Ronald Mallett thinks he has cracked time travel. The secret, he says, is in twisting the fabric of space-time with a ring of rotating lasers to make a loop of time that would allow you to travel backwards. It will take a lot more explaining and experiments, but after a half century of work, the 77-year-old astrophysicist has got that down pat.
His claim is not as ridiculous as it may seem. Entire academic departments are dedicated to studying the possibility of time travel. Massachusetts Institute of Technology (MIT) is working on a “time-reversal machine” to detect dark matter. There are still lots of physicists who believe travelling to the past is impossible, but it is not the sci-fi pipe dream it once was.

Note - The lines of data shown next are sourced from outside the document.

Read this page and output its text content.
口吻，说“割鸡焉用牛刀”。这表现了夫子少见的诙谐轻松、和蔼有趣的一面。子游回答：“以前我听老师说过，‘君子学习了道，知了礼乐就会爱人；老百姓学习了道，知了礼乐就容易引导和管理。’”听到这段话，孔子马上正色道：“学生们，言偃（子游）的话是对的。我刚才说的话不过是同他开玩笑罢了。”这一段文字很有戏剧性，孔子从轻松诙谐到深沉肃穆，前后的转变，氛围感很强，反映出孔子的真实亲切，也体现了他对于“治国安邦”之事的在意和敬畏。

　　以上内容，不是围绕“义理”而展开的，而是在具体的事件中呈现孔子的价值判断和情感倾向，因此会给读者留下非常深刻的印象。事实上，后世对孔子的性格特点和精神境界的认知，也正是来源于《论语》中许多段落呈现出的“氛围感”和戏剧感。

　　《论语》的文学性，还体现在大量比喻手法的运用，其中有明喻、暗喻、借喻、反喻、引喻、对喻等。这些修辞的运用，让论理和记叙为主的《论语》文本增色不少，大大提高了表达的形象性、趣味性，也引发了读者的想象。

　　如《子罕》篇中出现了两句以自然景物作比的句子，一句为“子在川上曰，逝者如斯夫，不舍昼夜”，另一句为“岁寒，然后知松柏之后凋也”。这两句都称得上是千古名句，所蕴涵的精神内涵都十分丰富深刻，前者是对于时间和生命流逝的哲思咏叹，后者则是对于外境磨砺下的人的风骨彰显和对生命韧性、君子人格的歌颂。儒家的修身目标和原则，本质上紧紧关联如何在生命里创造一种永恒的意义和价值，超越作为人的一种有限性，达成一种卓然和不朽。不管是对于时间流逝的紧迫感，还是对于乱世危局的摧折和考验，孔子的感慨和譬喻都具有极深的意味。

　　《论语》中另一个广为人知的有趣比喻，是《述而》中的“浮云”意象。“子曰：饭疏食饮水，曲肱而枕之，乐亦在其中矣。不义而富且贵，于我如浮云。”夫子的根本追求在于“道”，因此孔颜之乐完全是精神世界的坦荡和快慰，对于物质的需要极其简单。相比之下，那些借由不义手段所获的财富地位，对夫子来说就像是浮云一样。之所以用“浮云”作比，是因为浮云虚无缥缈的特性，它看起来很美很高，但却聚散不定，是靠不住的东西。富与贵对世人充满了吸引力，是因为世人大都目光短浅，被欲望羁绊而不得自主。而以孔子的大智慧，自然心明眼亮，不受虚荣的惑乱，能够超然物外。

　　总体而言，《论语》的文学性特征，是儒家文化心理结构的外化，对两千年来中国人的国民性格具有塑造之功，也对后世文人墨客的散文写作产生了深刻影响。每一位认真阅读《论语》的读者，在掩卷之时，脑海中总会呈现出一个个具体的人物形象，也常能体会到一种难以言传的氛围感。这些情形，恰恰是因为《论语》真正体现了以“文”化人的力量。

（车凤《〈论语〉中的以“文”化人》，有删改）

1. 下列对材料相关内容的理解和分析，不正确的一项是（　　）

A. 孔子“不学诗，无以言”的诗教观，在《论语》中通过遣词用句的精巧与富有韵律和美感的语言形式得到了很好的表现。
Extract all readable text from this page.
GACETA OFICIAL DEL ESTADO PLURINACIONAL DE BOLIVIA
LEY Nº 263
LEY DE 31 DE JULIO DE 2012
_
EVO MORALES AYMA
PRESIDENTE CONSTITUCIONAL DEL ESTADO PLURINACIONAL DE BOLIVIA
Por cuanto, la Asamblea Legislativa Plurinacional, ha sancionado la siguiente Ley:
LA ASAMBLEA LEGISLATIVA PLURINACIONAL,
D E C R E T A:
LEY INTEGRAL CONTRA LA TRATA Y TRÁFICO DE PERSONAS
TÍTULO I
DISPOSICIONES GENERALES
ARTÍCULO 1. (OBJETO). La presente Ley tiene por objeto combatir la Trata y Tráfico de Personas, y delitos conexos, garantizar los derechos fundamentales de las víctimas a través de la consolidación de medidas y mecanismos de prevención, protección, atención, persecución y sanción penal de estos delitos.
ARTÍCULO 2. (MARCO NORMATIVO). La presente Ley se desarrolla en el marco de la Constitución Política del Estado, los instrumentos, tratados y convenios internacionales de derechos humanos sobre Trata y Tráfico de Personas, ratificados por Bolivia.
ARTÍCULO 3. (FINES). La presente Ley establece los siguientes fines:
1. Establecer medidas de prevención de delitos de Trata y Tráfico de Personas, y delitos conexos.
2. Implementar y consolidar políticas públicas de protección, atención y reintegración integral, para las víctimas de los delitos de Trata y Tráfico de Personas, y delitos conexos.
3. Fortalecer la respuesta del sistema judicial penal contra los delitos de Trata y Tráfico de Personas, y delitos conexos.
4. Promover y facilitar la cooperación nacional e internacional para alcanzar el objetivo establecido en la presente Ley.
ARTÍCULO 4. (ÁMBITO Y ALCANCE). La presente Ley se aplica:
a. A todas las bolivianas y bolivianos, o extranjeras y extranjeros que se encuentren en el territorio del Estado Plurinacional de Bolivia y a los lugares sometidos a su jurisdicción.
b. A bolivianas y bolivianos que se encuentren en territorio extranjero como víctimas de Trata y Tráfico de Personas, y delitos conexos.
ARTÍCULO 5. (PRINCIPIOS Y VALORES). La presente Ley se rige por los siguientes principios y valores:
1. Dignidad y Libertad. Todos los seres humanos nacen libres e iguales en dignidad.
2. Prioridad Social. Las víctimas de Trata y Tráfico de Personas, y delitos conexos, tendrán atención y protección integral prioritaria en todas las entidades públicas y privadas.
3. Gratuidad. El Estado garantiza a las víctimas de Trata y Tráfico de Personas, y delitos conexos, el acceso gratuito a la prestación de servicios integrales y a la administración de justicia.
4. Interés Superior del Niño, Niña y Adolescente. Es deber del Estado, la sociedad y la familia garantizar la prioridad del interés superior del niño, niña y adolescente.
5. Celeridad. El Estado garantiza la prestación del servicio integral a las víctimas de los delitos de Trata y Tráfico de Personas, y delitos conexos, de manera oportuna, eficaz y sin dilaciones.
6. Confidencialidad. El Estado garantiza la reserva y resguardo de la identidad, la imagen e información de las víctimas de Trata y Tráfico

But the story of how Prof Mallett, now emeritus professor at the University of Connecticut, reached this point could have been lifted from a comic book. A year after losing his father, Boyd, at the age of 10, Mallett picked up a copy of H G Wells’s The Time Machine and had an epiphany: he was going to build his own time machine, travel back to 1955 and save his father’s life.
Mallett still idolises his dad, and thinks about him every day. He had been exceptionally close to Boyd, whom he describes as a “renaissance man” who would try to inspire curiosity in Mallett and his two brothers and sister. “When he passed away, it was like this light went out. I was in shock,” Mallett says down the line from his study in Connecticut.